Water, once a universal symbol of purity and life, has increasingly become a commercial product driven by branding and profit. The global bottled water industry is now valued at over $300 billion and is projected to grow by more than 5% annually, dominated by corporations such as Nestlé, Coca-Cola and PepsiCo, which bottle and sell what naturally flows from the earth.
Nestlé alone operates more than 70 bottled water brands, including Pure Life and Perrier, extracting billions of litres of groundwater each year. In Pakistan, where more than 20 million people lack access to clean drinking water according to UNICEF, Nestlé draws groundwater from aquifers in Sheikhupura and Bhatti Gate, paying minimal fees while selling bottled water at prices many local residents cannot afford. Critics describe this as a silent erosion of dignity rather than just a financial loss.

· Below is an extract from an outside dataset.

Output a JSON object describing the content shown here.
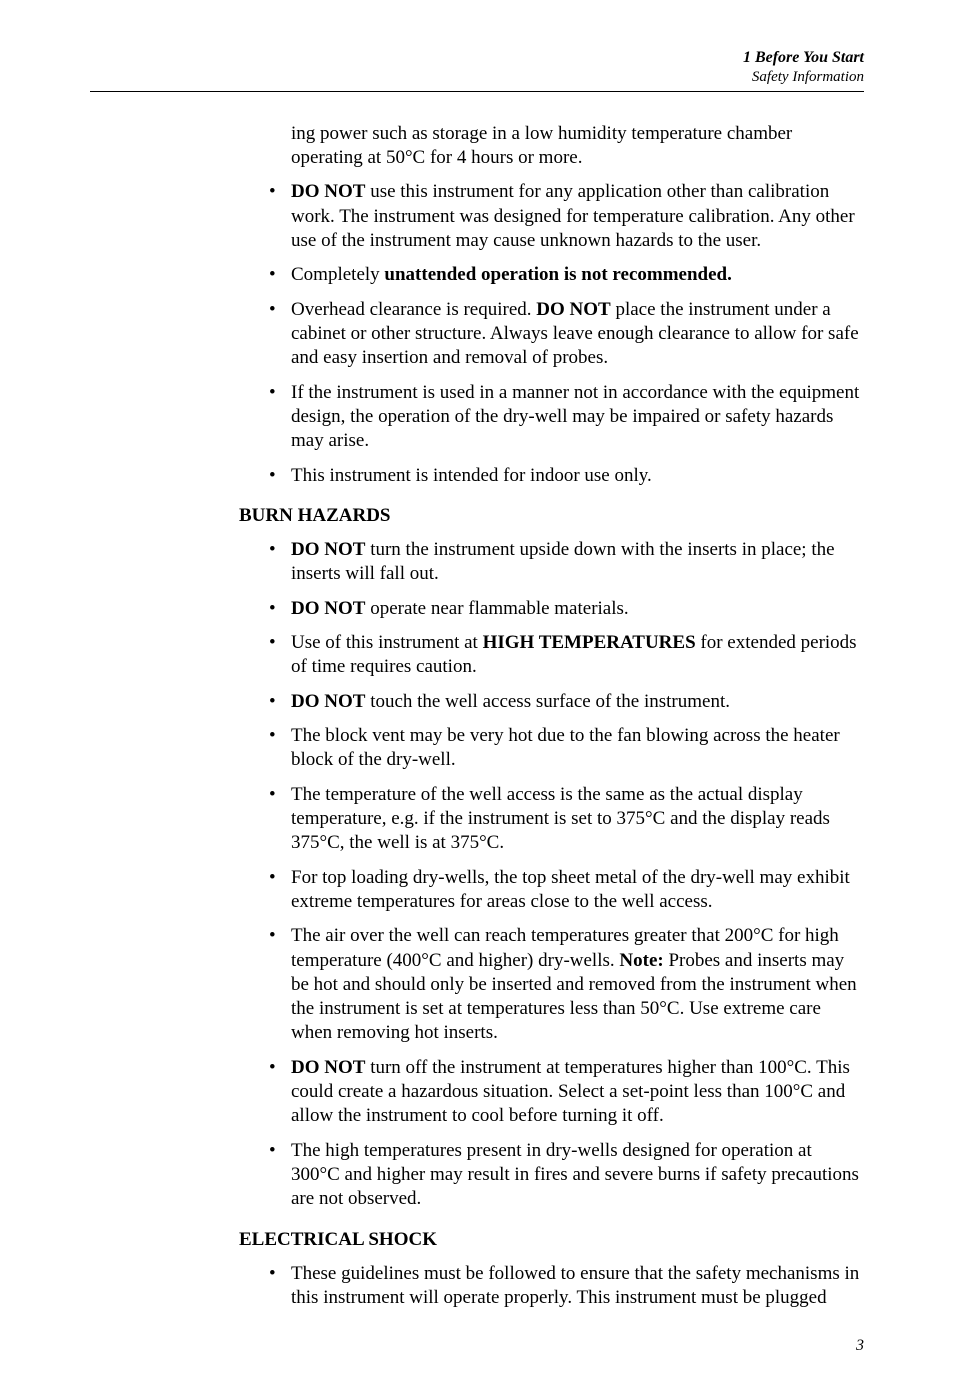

The impact is increasingly visible on the ground. Communities near extraction sites in Punjab report drying wells and falling water levels. Research by the Pakistan Council of Research in Water Resources shows groundwater tables in some parts of Punjab are declining by one to three feet per year, with unregulated corporate extraction cited as a major contributor.
Despite this, bottled water companies continue to promote themselves as champions of sustainability, sponsoring water-saving campaigns and community projects while continuing large-scale extraction. Environmentalists argue such initiatives amount to token gestures against the scale of depletion.
The issue is compounded by consumer behavior and weak regulation. Governments issue extraction licences at negligible cost, while consumers increasingly turn to bottled water, often perceiving it as safer than tap water. Meanwhile, over 80% of plastic bottles are never recycled, according to UNEP, adding to environmental damage.
Experts argue meaningful solutions must come through stronger regulation, extraction quotas and community control over local water resources. Without political will and public pressure, they warn, treating water as a commodity rather than a basic right risks deepening inequality and threatening long-term sustainability.